With such hefty subject matter, you might expect a heavy slog but I found myself book-in-hand as I waited for the metro, as I got off a tram, as I rode a turbulent bus to Budaörs. Reading it in Budapest was like watching a play from the centre of the stage. After ten days, I put it down, having been educated, touched and thoroughly amused.
Gyuri, son of a bourgeois family, confined by the Soviets’ capsized social order, does all that he can to avoid joining the army: namely, being good enough at basketball to be employable. Tales of the naked travels of the transport workers’ team fit in well with my own experience of Hungarian humour.

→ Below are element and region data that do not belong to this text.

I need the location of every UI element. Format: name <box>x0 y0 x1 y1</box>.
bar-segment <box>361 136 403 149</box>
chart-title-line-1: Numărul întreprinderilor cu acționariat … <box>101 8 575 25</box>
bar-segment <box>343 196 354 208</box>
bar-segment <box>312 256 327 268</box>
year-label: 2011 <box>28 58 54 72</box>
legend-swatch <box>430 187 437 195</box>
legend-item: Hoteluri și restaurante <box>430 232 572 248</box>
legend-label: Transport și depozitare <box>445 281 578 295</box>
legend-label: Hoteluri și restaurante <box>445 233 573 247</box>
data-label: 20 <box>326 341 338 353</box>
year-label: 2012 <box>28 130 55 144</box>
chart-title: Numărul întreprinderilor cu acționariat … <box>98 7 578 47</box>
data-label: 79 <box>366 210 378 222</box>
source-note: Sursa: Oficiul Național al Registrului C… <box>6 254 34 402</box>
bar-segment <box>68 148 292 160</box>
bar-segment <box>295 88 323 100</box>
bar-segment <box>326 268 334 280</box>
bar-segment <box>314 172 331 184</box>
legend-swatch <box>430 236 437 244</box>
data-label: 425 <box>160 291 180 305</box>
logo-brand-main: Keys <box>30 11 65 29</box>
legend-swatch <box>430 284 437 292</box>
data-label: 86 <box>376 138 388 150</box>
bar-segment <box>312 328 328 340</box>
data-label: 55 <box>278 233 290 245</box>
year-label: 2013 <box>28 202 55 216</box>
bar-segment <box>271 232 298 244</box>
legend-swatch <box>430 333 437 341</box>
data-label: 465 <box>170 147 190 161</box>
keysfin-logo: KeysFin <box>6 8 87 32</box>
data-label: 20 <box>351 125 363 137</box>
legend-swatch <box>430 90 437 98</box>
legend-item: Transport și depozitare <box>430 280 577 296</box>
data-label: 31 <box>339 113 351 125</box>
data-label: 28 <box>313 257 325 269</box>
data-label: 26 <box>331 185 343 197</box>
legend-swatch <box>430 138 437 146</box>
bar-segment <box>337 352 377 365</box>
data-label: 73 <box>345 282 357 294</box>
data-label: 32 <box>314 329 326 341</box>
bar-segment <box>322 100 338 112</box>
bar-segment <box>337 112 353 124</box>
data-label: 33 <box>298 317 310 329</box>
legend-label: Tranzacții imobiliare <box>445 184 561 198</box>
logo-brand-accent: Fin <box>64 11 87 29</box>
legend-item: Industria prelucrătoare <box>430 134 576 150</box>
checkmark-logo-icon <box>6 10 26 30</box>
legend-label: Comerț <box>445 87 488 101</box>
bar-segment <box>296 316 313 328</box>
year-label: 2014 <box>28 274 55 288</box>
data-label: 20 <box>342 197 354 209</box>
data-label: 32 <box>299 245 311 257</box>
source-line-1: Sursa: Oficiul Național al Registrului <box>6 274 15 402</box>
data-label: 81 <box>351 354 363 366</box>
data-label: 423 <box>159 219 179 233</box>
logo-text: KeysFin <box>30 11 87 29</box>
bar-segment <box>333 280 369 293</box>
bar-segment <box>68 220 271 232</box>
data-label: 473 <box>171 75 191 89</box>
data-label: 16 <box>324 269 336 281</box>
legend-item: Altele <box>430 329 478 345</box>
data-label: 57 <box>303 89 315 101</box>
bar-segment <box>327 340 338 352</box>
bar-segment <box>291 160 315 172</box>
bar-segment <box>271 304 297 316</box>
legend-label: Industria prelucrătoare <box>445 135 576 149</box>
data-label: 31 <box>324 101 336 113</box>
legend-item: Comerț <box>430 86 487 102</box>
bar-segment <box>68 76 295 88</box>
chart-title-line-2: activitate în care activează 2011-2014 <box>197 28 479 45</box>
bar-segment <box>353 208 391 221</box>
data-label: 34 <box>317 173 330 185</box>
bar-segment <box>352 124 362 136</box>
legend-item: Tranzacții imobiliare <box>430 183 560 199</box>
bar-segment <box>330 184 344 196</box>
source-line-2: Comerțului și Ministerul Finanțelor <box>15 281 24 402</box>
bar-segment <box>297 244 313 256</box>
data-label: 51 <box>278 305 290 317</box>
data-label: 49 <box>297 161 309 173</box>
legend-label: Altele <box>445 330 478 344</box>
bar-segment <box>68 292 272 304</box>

Above all, Fischer finds plenty of time to talk about life. Growing up is still growing up, even if it means more crouching in cellars and police cells. Parents are still parents, even if they’ve lost the will to participate in society. On a personal level, problems are much the same, occupation or no occupation: “1950 was a good year, I almost slept with four women.”
Under The Frog is irrepressibly funny. This doesn’t undermine the significance or the devastation of the events that took place. Moreover, it puts them into the proper perspective. Too often, vast swathes of history are swallowed up in a cloud of misery, which distances us from the people and their lives. Here, the triumphs and tragedies are real, human and all the more poignant.